Ndamukong Suh reportedly will be the next superstar athlete to take his talents to South Beach, and his contract will be worth more annually than LeBron James' deal with the Miami Heat.
According to an ESPN report Sunday, Suh plans to sign a six-year, $114 million deal with the Dolphins when he becomes a free agent on Tuesday. The contract will include $60 million guaranteed and make him the highest-paid defensive player in NFL history by a significant margin.
The Lions have yet to confirm they are losing their best defensive player in a generation. The team's final offer to keep Suh was for $17 million per year — $102 million over six years — and $58 million guaranteed, according to a league source.
The source requested anonymity due to the confidentiality of the negotiations.
For more than the past year, Lions president Tom Lewand and general manager Martin Mayhew have expressed nothing but optimism about re-signing Suh.
"He wants to have success in the NFL obviously, but he wants to do that with us," Lewand said on WDIV-TV on Feb. 1. "I think there's a very, very good chance that we can get something done in the next few weeks."
Instead, Suh used his mountain of leverage to sign elsewhere and will immediately make the Dolphins one of the most imposing defenses in the league. Suh will also cost $9.7 million on the Lions' salary cap as a result of dead cap charges remaining on his rookie deal.
By restructuring Suh's contract in 2012 and 2013, the Lions helped Suh's salary cap number reach $22.4 million in 2014. By rejecting the Lions' extension offers in the 2014 offseason, Suh ensured his franchise tag would cost $26.9 million, which the Lions rejected officially on Monday.
The Lions also rejected a $5.5 million option on defensive tackle Nick Fairley that would've kept him in Detroit in 2015 and drafted tight end Eric Ebron 10th overall last year instead of defensive tackle Aaron Donald, who would've provided them more security at the position.
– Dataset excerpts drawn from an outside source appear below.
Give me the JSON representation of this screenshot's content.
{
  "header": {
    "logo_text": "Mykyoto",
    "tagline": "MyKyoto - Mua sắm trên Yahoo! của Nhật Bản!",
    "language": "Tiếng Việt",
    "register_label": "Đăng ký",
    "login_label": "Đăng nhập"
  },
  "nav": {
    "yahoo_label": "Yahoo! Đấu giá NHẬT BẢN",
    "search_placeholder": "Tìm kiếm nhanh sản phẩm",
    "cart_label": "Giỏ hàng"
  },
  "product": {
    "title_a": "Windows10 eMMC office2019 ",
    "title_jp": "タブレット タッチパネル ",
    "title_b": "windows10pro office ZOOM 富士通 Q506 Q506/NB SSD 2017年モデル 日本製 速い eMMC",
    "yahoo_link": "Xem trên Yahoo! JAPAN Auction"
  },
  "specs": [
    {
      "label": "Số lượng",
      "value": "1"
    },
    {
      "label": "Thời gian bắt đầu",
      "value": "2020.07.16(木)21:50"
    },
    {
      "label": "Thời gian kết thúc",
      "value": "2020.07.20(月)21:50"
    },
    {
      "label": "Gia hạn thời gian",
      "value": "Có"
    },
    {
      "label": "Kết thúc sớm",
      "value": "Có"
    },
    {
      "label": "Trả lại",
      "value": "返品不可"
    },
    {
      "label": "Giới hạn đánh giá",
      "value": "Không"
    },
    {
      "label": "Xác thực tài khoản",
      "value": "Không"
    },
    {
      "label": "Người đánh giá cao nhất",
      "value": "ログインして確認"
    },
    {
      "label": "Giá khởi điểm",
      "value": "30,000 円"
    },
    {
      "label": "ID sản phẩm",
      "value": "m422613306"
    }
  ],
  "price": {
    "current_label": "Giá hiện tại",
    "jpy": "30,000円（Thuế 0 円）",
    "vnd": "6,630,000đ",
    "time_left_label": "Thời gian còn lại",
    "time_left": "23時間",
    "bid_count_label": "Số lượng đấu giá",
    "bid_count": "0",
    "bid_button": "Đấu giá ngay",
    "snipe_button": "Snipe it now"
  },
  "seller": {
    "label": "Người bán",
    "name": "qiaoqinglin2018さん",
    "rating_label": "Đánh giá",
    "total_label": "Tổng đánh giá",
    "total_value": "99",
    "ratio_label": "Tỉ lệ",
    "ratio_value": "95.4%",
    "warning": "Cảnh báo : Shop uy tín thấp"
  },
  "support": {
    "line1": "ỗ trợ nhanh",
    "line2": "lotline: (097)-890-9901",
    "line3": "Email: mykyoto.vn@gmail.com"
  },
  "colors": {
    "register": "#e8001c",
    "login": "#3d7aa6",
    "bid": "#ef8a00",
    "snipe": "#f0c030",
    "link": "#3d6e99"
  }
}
Now, a day after the NFL's legal negotiating period opened, Suh reportedly has a deal in principle that will make him the league's highest-paid defensive player by a wide margin.
Suh will make $19 million on average per the parameters of the deal. Only quarterbacks Aaron Rodgers, Matt Ryan, Joe Flacco and Drew Brees make more per year. San Francisco quarterback Colin Kaepernick is the only player who received more money guaranteed at $61 million.
Texans defensive end J.J. Watt is currently the highest-paid defensive player after signing a six-year, $100 million deal with $52 million guaranteed in September.
For the sake of comparison, the deal James signed before being traded to the Heat was for six years and $110 million.
Suh was set to have plenty of suitors on the open market. In addition to the Dolphins, the Raiders, Chargers and Colts were all reportedly interested in pursuing Suh.
The second overall pick in 2010, Suh was a first-team All-Pro in three of his first five seasons with the Lions. He had his best year in 2014 with 8.5 sacks and 13 tackles for loss as the centerpiece of a Lions defense that ranked second overall and first against the run.
Signing with Miami also ensures Suh will see more of the money he stands to make in the deal. Florida has no state income tax, and Michigan has a rate of 4.25 percent. Joel Corry, a former agent who now works for CBS Sports, said last week that taxes can often play a role in a decision about a contract of this size.
In addition to the leverage Suh had as a result of restructures, his excessive rookie contract also gave him more power than other free agents. Suh's rookie deal was worth $64.5 million over five years with $23.3 million guaranteed, and after five stellar seasons, he was due a significant raise.
The Lions were still in the running to retain Suh as of Saturday, but the Dolphins offer was too good to reject.
Now, the Lions must look ahead to free agency Tuesday to try to fill the massive hole in the middle of their defense. Fairley and C.J. Mosley are both set to become free agents, but the Lions could re-sign them to ensure they have defensive tackles familiar with coordinator Teryl Austin's scheme.
Other free-agent defensive tackles include Baltimore's Haloti Ngata, Arizona's Dan Williams, St. Louis' Kendall Langford and Chicago's Stephen Paea.
Besides defensive tackle, the Lions have needs at cornerback and on the offensive line they could fill in free agency. They have about $17 million in cap space.